A Participação Docente na Elaboração do Projeto Político Pedagógico
Em XI EnFEFE - Encontro Fluminense de Educação Física Escolar
Integra
Neste trabalho busca-se desvendar a real participação do professor de educação física na elaboração do PPP (Projeto Político Pedagógico) da escola. A elaboração do PPP, responsabilidade que a lei 9.394/96 atribuiu à escola, é uma das formas de construção e do exercício da autonomia desta instituição. Isso tem merecido a atenção de professores, de técnicos e das secretarias de educação para pensar como planejar, desenvolver e avaliar tais políticas realizadas dentro da sala de aula.
DELIMITAÇÃO DO PROBLEMA
Há na LDB uma forte proposta na autonomia docente, inclusive na participação e na elaboração do PPP da escola e na seleção de conteúdos disciplinares. No entanto, para que a proposta ocorra na prática, depende do engajamento do corpo docente da escola, o que nem sempre é facilitado devido às condições de trabalho, desvalorização do profissional de educação, refletida na remuneração, e uma conseqüente falta de tempo hábil para dedicação à escola.
OBJETIVO
O objetivo deste trabalho é verificar a efetiva participação do professor de Educação Física na elaboração do PPP, conforme prevê o Art.13, inciso I e Art.14, inciso I da LDB.
METODOLOGIA
Para tal verificação realizaram-se entrevistas na Escola Estadual Visconde de Cairu, no bairro do Méier, no Rio de Janeiro. Visto que é um estudo de cunho qualitativo, foram entrevistados quatro professores de Educação Física que atuam nesta escola no turno da tarde. A questão-chave da entrevista foi como o professor lidava com a proposta da LDB, acerca de uma autonomia docente, inclusive na participação da elaboração do projeto político-pedagógico da escola, e se este de fato participava desta.
DESENVOLVIMENTO
Na LDB de 1996, no artigo 13, inciso I e artigo 14, também inciso I, abordam a participação do docente na elaboração da proposta pedagógica do estabelecimento de ensino, ou seja, uma maior autonomia e envolvimento deste profissional na construção do PPP.
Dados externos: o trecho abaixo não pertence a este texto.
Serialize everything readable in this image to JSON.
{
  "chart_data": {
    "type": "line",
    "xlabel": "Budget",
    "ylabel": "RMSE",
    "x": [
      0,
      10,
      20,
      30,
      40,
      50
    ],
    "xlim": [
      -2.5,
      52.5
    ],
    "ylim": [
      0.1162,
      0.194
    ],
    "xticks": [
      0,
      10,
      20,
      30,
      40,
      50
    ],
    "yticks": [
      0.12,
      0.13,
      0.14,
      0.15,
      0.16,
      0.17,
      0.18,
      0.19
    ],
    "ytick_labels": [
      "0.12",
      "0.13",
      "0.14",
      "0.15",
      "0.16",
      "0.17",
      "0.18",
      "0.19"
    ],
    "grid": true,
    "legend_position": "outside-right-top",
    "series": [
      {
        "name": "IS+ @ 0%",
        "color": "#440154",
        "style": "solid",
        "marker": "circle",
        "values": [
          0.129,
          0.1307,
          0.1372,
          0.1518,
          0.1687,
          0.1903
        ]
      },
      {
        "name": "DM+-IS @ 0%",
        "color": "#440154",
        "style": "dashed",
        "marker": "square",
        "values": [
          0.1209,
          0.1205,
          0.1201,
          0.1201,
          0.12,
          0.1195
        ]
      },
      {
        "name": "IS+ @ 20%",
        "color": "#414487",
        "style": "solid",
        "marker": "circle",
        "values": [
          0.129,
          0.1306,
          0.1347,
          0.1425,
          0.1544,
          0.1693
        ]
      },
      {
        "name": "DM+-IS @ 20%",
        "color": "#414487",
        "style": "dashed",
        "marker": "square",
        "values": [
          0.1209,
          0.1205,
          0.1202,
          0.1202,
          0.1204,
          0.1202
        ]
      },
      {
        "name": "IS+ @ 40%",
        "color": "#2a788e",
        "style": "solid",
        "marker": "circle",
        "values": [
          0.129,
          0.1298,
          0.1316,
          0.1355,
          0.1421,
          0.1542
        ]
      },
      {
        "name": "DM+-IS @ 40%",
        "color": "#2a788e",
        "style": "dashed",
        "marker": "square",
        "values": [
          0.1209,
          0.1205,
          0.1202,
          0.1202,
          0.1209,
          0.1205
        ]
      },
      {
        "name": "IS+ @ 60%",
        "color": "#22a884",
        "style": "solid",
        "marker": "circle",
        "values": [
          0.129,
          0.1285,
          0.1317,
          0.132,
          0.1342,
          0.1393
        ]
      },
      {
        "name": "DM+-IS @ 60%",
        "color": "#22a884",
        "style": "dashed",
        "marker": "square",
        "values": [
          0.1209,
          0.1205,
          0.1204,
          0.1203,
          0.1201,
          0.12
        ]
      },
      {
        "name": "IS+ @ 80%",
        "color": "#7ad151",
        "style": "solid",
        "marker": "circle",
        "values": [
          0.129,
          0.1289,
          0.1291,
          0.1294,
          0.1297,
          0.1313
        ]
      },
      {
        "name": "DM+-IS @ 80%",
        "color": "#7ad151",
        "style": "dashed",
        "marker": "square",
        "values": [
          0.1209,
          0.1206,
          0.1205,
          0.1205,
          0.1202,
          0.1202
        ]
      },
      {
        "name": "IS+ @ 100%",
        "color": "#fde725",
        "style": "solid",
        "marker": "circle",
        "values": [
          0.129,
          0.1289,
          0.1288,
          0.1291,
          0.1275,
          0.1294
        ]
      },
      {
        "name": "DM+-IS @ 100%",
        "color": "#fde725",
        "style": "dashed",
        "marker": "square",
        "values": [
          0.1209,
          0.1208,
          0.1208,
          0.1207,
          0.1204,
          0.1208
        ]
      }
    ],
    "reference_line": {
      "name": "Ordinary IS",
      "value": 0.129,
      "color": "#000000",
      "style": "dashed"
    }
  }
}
Porém, para que este profissional se envolva com o projeto educacional da instituição que trabalha, é necessário que tenha uma formação adequada "de modo a atender aos objetivos dos diferentes níveis e modalidades de ensino e às características do desenvolvimento do educando" (Lei 9.394 de 1996, TÍTULO VI, Art. 61).É necessário que tenha uma boa e completa formação e uma constante atualização, cursos, além do diálogo com outros professores e tempo para se dedicar à instituição, e é aí que começa toda a problemática deste profissional.
Com a progressiva deterioração do ensino, principalmente público, neste país, que teve início no golpe militar de 1964, que muitas vezes, tratava através da repressão educadores e educandos, percebe-se que:
"Desespero e apatia foram os dois componentes do efeito da repressão nas escolas e nas universidades. O desespero de uns levou ao abandono do magistério e do estudo [...]. A apatia de outros resultou no desleixo para com o ensino [...]. Entre o desespero e a apatia, caminhavam com dificuldade professores e estudantes que buscavam resguardar a dignidade de sua situação, só possível num ambiente de liberdades democráticas".(Cunha, 2002, p.40)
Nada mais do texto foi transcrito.